Ayllón David, Gil-Pita Roberto, Seoane Fernando
R&D Department, Fonetic, 28037 Madrid, Spain.
Signal Theory and Communications Department, University of Alcala, Alcalá de Henares, Spain.
PLoS One. 2016 Jun 30;11(6):e0156522. doi: 10.1371/journal.pone.0156522. eCollection 2016.
Bioimpedance spectroscopy (BIS) measurement errors may be caused by parasitic stray capacitance, impedance mismatch, cross-talking or their very likely combination.

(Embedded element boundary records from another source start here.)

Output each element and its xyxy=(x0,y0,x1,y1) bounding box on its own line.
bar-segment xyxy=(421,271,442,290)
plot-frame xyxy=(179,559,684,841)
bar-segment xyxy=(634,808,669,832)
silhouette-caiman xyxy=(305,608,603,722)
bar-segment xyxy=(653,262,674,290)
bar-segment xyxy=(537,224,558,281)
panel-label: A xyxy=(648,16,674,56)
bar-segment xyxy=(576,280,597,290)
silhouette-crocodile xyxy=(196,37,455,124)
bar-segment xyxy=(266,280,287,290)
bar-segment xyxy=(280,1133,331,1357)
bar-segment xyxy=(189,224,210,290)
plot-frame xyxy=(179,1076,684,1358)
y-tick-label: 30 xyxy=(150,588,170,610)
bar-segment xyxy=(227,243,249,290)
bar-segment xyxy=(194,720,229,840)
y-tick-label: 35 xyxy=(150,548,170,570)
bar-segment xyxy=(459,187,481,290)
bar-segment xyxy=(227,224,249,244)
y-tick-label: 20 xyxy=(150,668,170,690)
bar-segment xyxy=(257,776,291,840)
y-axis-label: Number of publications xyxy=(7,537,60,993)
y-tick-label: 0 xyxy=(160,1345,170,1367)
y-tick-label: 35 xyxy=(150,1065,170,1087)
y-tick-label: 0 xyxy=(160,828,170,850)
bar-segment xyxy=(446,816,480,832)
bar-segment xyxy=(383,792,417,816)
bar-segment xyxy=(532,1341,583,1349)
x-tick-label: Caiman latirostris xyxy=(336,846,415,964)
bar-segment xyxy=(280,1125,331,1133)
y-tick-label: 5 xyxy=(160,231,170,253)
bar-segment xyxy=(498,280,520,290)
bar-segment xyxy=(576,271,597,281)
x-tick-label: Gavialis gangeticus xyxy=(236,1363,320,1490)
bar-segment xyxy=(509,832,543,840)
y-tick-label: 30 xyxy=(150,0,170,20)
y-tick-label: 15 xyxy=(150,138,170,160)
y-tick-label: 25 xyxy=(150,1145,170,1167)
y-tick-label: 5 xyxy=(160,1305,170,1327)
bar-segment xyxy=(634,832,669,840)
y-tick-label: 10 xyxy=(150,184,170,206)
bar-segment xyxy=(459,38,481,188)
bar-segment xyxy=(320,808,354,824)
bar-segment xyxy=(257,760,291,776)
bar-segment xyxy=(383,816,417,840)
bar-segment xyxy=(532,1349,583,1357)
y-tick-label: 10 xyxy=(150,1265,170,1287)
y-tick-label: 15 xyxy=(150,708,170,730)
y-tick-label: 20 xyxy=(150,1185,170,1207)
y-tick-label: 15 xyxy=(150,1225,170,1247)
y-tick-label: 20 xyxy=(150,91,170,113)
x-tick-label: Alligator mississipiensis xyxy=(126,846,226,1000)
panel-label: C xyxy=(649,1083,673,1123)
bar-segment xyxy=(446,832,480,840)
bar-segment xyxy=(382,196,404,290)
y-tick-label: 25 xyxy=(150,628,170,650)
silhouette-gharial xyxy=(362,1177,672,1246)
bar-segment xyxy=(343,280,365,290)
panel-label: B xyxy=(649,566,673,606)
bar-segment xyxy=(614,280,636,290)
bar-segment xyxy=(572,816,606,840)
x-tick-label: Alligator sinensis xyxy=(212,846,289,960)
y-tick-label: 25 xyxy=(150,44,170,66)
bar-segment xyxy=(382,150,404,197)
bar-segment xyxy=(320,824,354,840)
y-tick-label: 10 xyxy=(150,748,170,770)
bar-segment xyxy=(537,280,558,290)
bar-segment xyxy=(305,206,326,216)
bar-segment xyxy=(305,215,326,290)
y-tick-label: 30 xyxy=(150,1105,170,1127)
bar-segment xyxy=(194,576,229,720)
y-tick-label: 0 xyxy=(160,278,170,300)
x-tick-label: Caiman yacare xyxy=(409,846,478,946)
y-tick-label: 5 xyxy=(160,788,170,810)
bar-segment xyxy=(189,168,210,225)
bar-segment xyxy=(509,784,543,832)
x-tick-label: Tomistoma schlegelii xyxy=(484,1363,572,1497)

An accurate detection and identification is of extreme importance for further analysis because in some cases and for some applications, certain measurement artifacts can be corrected, minimized or even avoided. In this paper we present a robust method to detect the presence of measurement artifacts and identify what kind of measurement error is present in BIS measurements. The method is based on supervised machine learning and uses a novel set of generalist features for measurement characterization in different immittance planes. Experimental validation has been carried out using a database of complex spectra BIS measurements obtained from different BIS applications and containing six different types of errors, as well as error-free measurements. The method obtained a low classification error (0.33%) and has shown good generalization. Since both the features and the classification schema are relatively simple, the implementation of this pre-processing task in the current hardware of bioimpedance spectrometers is possible.
生物电阻抗谱(BIS)测量误差可能由寄生杂散电容、阻抗失配、串扰或它们极有可能的组合引起。准确的检测和识别对于进一步分析极为重要,因为在某些情况下以及对于某些应用,某些测量伪像可以被校正、最小化甚至避免。在本文中,我们提出了一种稳健的方法来检测测量伪像的存在,并识别BIS测量中存在何种测量误差。该方法基于监督式机器学习,并使用一组新颖的通用特征来在不同导抗平面中进行测量表征。已使用一个复杂光谱BIS测量数据库进行了实验验证,该数据库来自不同的BIS应用,包含六种不同类型的误差以及无误差测量。该方法获得了较低的分类误差(0.33%),并显示出良好的泛化能力。由于特征和分类模式都相对简单,因此在当前生物电阻抗光谱仪硬件中实现此预处理任务是可行的。